Understanding the steps of the audit is one thing, but applying it to a real-world situation paints a clearer picture.

Applying the audit to real-world scenarios

Sugar Land is a suburb about 20 miles south of Houston. It’s a mid-size city that has 670 miles of pipe—that equates to 35,000 assets. Over the last 30 years, the city has experienced 1,410 breaks, making the pipe break ratio 3.97.

“We want that number to be as low as possible,” Poudel says. “If our system has the minimum number of breaks, that’s what’s best for operations.”

The Sugar Land team entered this data into three different machine learning algorithms to test for breaks: logistic regression, random forest, and XGBoost. The team decided to focus on XGBoost because it proved to be the most stable platform based on its higher AUC (area under the ROC curve) score.

Team members asked XGBoost which factors contribute to pipe breaks the most. Using the local data it received, the algorithm said that pipe age and length are the two primary factors that contribute to main breaks. They asked Claude, ChatGPT, and Co-pilot the same question—all three LLMs said that pipe material is most responsible for main breaks.

After performing additional research and looking at different data sets, the Sugar Land team discovered that LLMs were overemphasizing pipe length and age while also taking “phantom factors” like pressure into account.

“Pressure is a hydraulic factor, and our systems are made to withstand certain pressures,” Poudel explains. “It shouldn’t even be considered alongside pipe age, length, material, and diameter.”

All three LLMs overemphasized pressure while underemphasizing length, material, and age.

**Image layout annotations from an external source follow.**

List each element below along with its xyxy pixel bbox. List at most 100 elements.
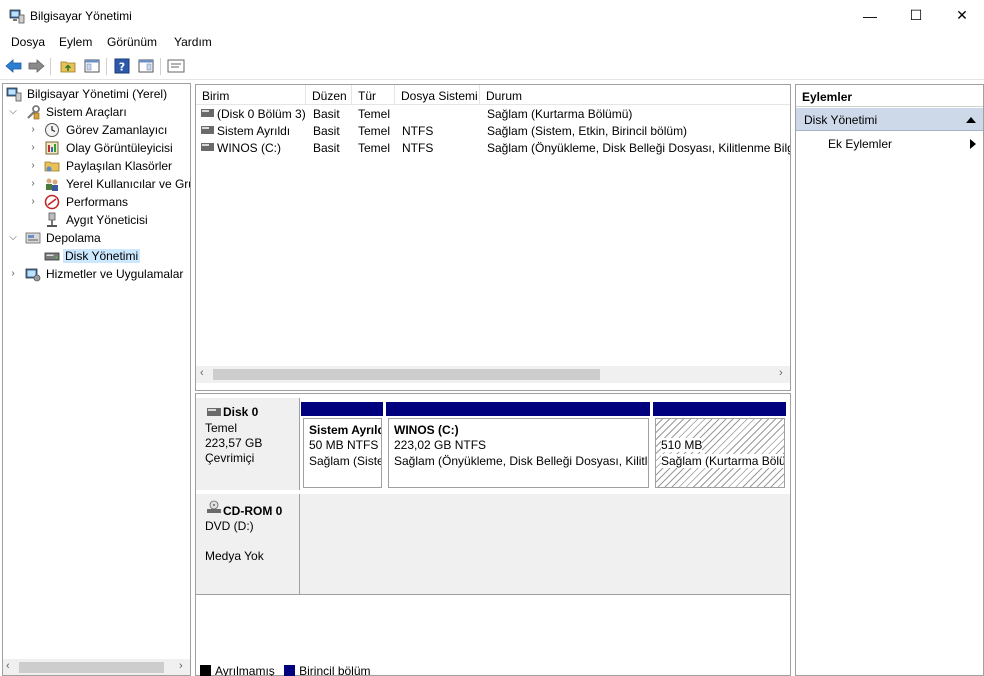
tree-item-label: Sistem Araçları [46,105,127,119]
volume-status: Sağlam (Sistem, Etkin, Birincil bölüm) [487,124,688,138]
actions-section-disk-management[interactable]: Disk Yönetimi [796,108,983,131]
table-row[interactable]: WINOS (C:) Basit Temel NTFS Sağlam (Önyü… [196,139,790,156]
scroll-right-icon[interactable]: › [179,660,183,672]
device-manager-icon [47,212,57,227]
column-header-status[interactable]: Durum [480,85,790,105]
forward-button[interactable] [26,57,46,75]
volume-status: Sağlam (Kurtarma Bölümü) [487,107,633,121]
maximize-button[interactable]: ☐ [893,0,939,31]
column-header-volume[interactable]: Birim [196,85,306,105]
scroll-right-icon[interactable]: › [779,367,783,379]
computer-management-icon [6,87,22,102]
tree-item-event-viewer[interactable]: › Olay Görüntüleyicisi [3,139,190,157]
partition-name: WINOS (C:) [394,423,459,437]
tree-item-services-applications[interactable]: › Hizmetler ve Uygulamalar [3,265,190,283]
column-header-file-system[interactable]: Dosya Sistemi [395,85,480,105]
table-row[interactable]: Sistem Ayrıldı Basit Temel NTFS Sağlam (… [196,122,790,139]
tree-item-computer-management-local[interactable]: Bilgisayar Yönetimi (Yerel) [3,85,190,103]
partition-recovery[interactable]: 510 MB Sağlam (Kurtarma Bölü [655,418,785,488]
console-tree: Bilgisayar Yönetimi (Yerel) ⌵ Sistem Ara… [2,83,191,676]
back-button[interactable] [4,57,24,75]
toolbar-separator [160,58,161,75]
disk-size: 223,57 GB [205,436,263,450]
menu-action[interactable]: Eylem [59,35,92,49]
toolbar-separator [106,58,107,75]
chevron-right-icon[interactable]: › [8,267,18,281]
tree-item-local-users-groups[interactable]: › Yerel Kullanıcılar ve Gru [3,175,190,193]
minimize-button[interactable]: — [847,0,893,31]
tree-item-label: Yerel Kullanıcılar ve Gru [66,177,191,191]
cdrom-0-label[interactable]: CD-ROM 0 DVD (D:) Medya Yok [196,494,300,594]
actions-title: Eylemler [796,85,983,107]
column-header-type[interactable]: Tür [352,85,395,105]
toolbar-separator [50,58,51,75]
close-icon: ✕ [956,7,968,23]
forward-arrow-icon [28,59,45,73]
menu-bar: Dosya Eylem Görünüm Yardım [0,31,984,53]
disk-drive-icon [44,252,60,261]
users-icon [46,178,58,191]
partition-name: Sistem Ayrıld [309,423,382,437]
services-icon [25,268,41,282]
divider [196,594,790,595]
tree-item-device-manager[interactable]: Aygıt Yöneticisi [3,211,190,229]
legend-item-unallocated: Ayrılmamış [200,664,275,676]
legend-label: Ayrılmamış [215,664,275,676]
show-hide-action-pane-button[interactable] [136,57,156,75]
table-row[interactable]: (Disk 0 Bölüm 3) Basit Temel Sağlam (Kur… [196,105,790,122]
scrollbar-thumb[interactable] [213,369,600,380]
tree-item-label: Bilgisayar Yönetimi (Yerel) [27,87,168,101]
up-folder-button[interactable] [58,57,78,75]
volume-status: Sağlam (Önyükleme, Disk Belleği Dosyası,… [487,141,791,155]
submenu-arrow-icon [970,139,976,149]
chevron-down-icon[interactable]: ⌵ [8,105,18,119]
column-header-layout[interactable]: Düzen [306,85,352,105]
show-hide-tree-button[interactable] [82,57,102,75]
chevron-right-icon[interactable]: › [28,195,38,209]
scrollbar-thumb[interactable] [19,662,164,673]
disk-0-label[interactable]: Disk 0 Temel 223,57 GB Çevrimiçi [196,398,300,490]
chevron-down-icon[interactable]: ⌵ [8,231,18,245]
menu-help[interactable]: Yardım [174,35,212,49]
tree-item-task-scheduler[interactable]: › Görev Zamanlayıcı [3,121,190,139]
tree-item-shared-folders[interactable]: › Paylaşılan Klasörler [3,157,190,175]
list-horizontal-scrollbar[interactable]: ‹ › [196,366,790,383]
chevron-right-icon[interactable]: › [28,177,38,191]
back-arrow-icon [5,59,22,73]
tree-item-label: Depolama [46,231,101,245]
event-viewer-icon [45,141,59,155]
disk-drive-icon [207,408,221,416]
scroll-left-icon[interactable]: ‹ [200,367,204,379]
volume-type: Temel [358,107,391,121]
collapse-triangle-icon[interactable] [966,116,976,123]
tree-item-system-tools[interactable]: ⌵ Sistem Araçları [3,103,190,121]
clock-icon [45,123,59,137]
volume-name: (Disk 0 Bölüm 3) [217,107,306,121]
volume-layout: Basit [313,107,340,121]
volume-icon [201,143,214,151]
tree-item-performance[interactable]: › Performans [3,193,190,211]
cdrom-status: Medya Yok [205,549,264,563]
tree-item-disk-management[interactable]: Disk Yönetimi [3,247,190,265]
disk-map: Disk 0 Temel 223,57 GB Çevrimiçi Sistem … [195,393,791,676]
maximize-icon: ☐ [909,7,923,23]
chevron-right-icon[interactable]: › [28,123,38,137]
scroll-left-icon[interactable]: ‹ [6,660,10,672]
partition-size: 50 MB NTFS [309,438,379,452]
chevron-right-icon[interactable]: › [28,159,38,173]
volume-list: Birim Düzen Tür Dosya Sistemi Durum (Dis… [195,84,791,391]
partition-winos-c[interactable]: WINOS (C:) 223,02 GB NTFS Sağlam (Önyükl… [388,418,649,488]
tree-item-label: Olay Görüntüleyicisi [66,141,173,155]
menu-view[interactable]: Görünüm [107,35,157,49]
partition-system-reserved[interactable]: Sistem Ayrıld 50 MB NTFS Sağlam (Siste [303,418,382,488]
properties-button[interactable] [166,57,186,75]
chevron-right-icon[interactable]: › [28,141,38,155]
more-actions-item[interactable]: Ek Eylemler [796,132,983,154]
shared-folder-icon [44,161,60,172]
tree-horizontal-scrollbar[interactable]: ‹ › [3,659,190,675]
tree-item-storage[interactable]: ⌵ Depolama [3,229,190,247]
menu-file[interactable]: Dosya [11,35,45,49]
close-button[interactable]: ✕ [939,0,984,31]
tree-item-label: Görev Zamanlayıcı [66,123,168,137]
help-button[interactable]: ? [112,57,132,75]
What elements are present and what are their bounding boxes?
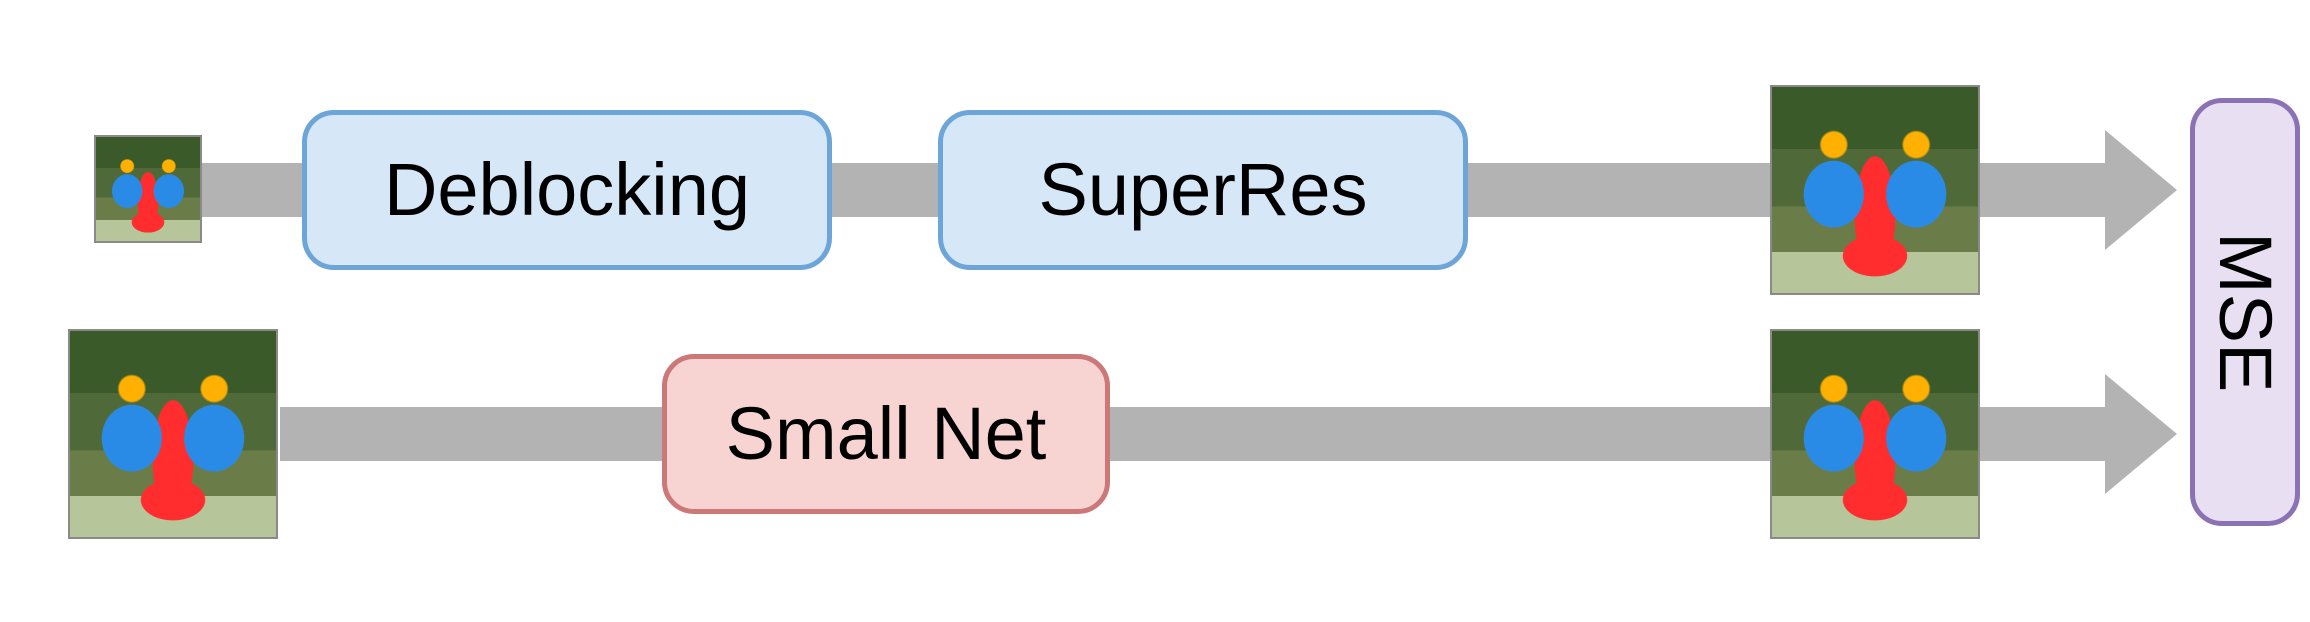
top-output-thumbnail	[1770, 85, 1980, 295]
deblocking-label: Deblocking	[384, 153, 750, 227]
superres-label: SuperRes	[1038, 153, 1367, 227]
smallnet-block: Small Net	[662, 354, 1110, 514]
top-input-thumbnail	[94, 135, 202, 243]
top-arrow-head	[2105, 130, 2177, 250]
bottom-arrow-head	[2105, 374, 2177, 494]
deblocking-block: Deblocking	[302, 110, 832, 270]
mse-label: MSE	[2208, 232, 2282, 392]
bottom-output-thumbnail	[1770, 329, 1980, 539]
smallnet-label: Small Net	[726, 397, 1047, 471]
diagram-canvas: Deblocking SuperRes Small Net MSE	[0, 0, 2310, 622]
bottom-input-thumbnail	[68, 329, 278, 539]
mse-block: MSE	[2190, 98, 2300, 526]
superres-block: SuperRes	[938, 110, 1468, 270]
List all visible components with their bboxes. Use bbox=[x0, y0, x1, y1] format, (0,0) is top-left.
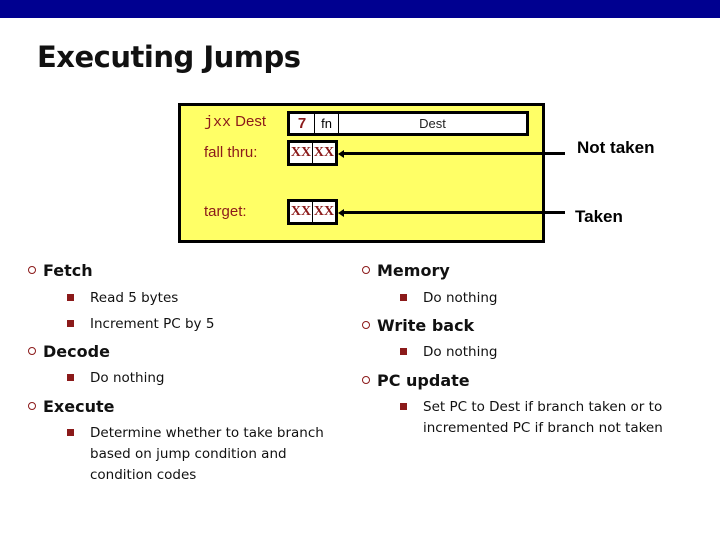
top-banner-bar bbox=[0, 0, 720, 18]
stage-heading-fetch: Fetch bbox=[28, 261, 93, 280]
list-item-text: Increment PC by 5 bbox=[90, 316, 215, 332]
instruction-encoding-box: 7 fn Dest bbox=[287, 111, 529, 136]
arrowhead-left-icon bbox=[338, 208, 344, 217]
instruction-label: jxx Dest bbox=[204, 113, 266, 131]
taken-arrow-line bbox=[343, 211, 565, 214]
target-label: target: bbox=[204, 203, 247, 220]
page-title: Executing Jumps bbox=[37, 40, 301, 74]
stage-heading-decode: Decode bbox=[28, 342, 110, 361]
function-cell: fn bbox=[315, 114, 339, 133]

So, XGBoost proved to be more accurate than AI in this scenario.

For utilities, the audit isn’t just about technical accuracy. It’s about dollars, too.

Real-world applications, real-world repercussions

Utility directors and city engineers are concerned about cost more than anything.

“AI sounds good in theory, but it doesn’t always align with our systems,” De La Torre explains. “The question is more about how misalignment affects our costs. The audit framework translates that narrative into a quantifiable capital cost, not a theoretical risk.”

Misalignment directly affects how utilities spend their funds. Recognizing this, the Sugar Land team evaluated three different ways to prioritize pipe replacement:

A ratio-based approach: focuses on risk relative to cost.
Top probability: ranks the highest risk as the top priority.
Random selection: no method to the ranking process.

Across utility budgets ranging from $500,000 to $15 million, the ratio-based method proved to be most effective.

“For example, if we take a budget of $1 million, we can expect to prevent 208 pipe failures compared to only 19 for random selection,” De La Torre explains. “That’s a huge difference, and it proves that if we prioritize better, we can prevent far more failures.”

In fact, if pipe replacements are prioritized correctly, utilities can be 15% more efficient in how they spend their funds. As pipes get older and the U.S. infrastructure continues to decline, investing in the right repairs is becoming increasingly critical.

“America has an infrastructure problem,” Barrios says. “We need to make the right investments to improve it or else we’re at risk for a major safety and economic threat.”